Ashland Wastewater Treatment Plant experiencing overflow

The Ashland Wastewater Treatment Plant is experiencing an overflow, due to the accelerated snowmelt brought on by unseasonable warm temps. It started late Monday night and it is anticipated to stop sometime between late Thursday and early Friday with cooler weather forecasted.

The facility can treat 3.9 million gallons of water a day but has been receiving far beyond that amount. Any flow beyond that amount is diverted to a 8.5 million gallon retention basin.

In a statement to citizens of Ashland, Brian Ledin, the Operations Manager of the plant, said, “The basin has enough capacity to handle most normal increases in flow due to wet weather, but in situations such as what we are experiencing, can overflow. When an overflow occurs, the water is discharged into the creek adjacent to the plant.”

The water that overflows is sewage and storm water mixed together.

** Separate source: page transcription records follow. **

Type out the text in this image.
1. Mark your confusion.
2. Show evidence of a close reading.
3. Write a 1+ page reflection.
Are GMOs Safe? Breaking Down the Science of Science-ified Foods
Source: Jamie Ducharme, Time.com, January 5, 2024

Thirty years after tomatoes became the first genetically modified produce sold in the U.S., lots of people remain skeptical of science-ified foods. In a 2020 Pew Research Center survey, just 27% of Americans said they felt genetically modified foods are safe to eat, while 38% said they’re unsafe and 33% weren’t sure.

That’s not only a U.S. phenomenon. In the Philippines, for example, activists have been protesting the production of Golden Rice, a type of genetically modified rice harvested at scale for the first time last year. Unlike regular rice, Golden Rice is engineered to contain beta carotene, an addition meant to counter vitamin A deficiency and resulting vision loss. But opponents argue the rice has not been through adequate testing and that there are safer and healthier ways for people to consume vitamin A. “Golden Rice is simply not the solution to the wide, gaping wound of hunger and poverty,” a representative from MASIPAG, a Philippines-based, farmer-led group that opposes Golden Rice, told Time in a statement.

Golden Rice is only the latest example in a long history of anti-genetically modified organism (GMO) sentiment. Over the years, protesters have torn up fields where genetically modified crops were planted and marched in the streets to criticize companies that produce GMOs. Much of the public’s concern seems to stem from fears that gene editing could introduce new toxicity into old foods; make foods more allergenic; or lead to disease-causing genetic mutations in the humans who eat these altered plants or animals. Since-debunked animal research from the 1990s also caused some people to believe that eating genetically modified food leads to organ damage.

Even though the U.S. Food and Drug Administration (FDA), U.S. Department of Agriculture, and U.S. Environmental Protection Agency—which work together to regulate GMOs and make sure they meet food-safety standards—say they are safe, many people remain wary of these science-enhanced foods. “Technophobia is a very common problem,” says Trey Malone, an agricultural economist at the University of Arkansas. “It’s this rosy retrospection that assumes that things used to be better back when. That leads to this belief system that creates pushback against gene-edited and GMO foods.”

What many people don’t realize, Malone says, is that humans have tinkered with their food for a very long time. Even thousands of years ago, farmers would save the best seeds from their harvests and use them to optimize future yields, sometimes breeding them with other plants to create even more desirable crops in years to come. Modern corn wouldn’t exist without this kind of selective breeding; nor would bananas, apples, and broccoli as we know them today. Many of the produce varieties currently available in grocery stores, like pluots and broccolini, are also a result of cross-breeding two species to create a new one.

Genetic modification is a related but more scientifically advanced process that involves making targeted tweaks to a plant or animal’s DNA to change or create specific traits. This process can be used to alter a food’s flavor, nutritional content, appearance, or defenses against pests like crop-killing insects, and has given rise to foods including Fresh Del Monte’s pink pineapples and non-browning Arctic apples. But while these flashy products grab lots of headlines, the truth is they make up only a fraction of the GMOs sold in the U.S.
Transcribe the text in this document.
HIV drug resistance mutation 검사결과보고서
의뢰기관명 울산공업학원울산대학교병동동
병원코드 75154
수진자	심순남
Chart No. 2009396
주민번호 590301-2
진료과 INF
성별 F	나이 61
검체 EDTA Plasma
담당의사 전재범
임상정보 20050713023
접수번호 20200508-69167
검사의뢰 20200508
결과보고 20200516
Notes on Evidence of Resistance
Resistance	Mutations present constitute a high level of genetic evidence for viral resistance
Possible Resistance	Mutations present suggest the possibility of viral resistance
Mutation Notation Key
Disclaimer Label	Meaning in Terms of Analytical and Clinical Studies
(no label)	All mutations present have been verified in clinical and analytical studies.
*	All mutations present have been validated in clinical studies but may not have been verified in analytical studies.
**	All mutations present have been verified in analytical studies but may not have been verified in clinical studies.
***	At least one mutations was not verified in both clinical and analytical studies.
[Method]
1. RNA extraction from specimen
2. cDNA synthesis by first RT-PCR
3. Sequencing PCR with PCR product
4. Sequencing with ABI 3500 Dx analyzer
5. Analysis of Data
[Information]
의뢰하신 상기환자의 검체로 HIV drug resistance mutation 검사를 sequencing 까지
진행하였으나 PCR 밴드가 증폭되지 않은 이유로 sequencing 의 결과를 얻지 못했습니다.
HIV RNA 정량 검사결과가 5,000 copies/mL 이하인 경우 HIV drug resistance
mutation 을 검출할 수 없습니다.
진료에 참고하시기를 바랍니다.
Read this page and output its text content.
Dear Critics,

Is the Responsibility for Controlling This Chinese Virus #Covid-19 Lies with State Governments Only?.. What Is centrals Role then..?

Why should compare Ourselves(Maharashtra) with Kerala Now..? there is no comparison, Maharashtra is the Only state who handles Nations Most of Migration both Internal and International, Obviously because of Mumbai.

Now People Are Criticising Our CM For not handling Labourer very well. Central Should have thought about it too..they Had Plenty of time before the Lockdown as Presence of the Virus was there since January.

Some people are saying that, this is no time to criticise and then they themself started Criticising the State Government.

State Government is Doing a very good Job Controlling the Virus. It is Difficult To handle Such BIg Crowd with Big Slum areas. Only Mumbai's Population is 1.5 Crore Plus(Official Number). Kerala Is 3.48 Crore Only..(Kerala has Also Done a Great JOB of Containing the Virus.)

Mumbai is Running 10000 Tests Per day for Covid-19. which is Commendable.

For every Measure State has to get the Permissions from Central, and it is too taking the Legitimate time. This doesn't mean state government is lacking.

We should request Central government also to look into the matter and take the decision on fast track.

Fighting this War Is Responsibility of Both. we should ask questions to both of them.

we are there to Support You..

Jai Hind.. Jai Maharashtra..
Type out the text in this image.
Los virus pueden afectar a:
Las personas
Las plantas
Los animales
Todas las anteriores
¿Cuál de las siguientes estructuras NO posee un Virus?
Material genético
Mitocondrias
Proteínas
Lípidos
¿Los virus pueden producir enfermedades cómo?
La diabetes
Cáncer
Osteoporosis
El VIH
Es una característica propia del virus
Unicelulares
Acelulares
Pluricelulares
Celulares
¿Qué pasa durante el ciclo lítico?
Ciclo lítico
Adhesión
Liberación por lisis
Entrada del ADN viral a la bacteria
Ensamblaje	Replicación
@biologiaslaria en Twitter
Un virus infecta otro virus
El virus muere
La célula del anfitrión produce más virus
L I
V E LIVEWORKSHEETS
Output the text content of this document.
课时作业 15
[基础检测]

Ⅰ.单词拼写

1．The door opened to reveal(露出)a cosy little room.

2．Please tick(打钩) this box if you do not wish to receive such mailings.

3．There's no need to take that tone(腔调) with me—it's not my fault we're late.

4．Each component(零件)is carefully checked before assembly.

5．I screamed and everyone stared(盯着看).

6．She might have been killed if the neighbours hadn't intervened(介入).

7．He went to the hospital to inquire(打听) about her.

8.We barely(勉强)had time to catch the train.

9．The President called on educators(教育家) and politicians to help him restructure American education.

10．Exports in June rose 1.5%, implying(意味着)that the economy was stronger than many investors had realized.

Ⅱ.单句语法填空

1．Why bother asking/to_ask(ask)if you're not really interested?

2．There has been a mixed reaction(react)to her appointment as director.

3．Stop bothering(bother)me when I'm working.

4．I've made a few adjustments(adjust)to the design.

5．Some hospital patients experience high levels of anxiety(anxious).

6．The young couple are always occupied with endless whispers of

Ledin explains, “The overflow water is tested daily and usually meets our discharge permit standards set by the DNR for Biochemical Oxygen Demand, Total Suspended Solids, pH and Phosphorus. One standard that is not met is e-coli. We do all that we can to avoid an overflow, but occasionally mother nature has the upper hand.”

Citizens of Ashland can help by using less water and making sure sump pumps and down spouts do not drain into the sanitary sewer. City staff say they are continuing to monitor the situation and taking proper precautions.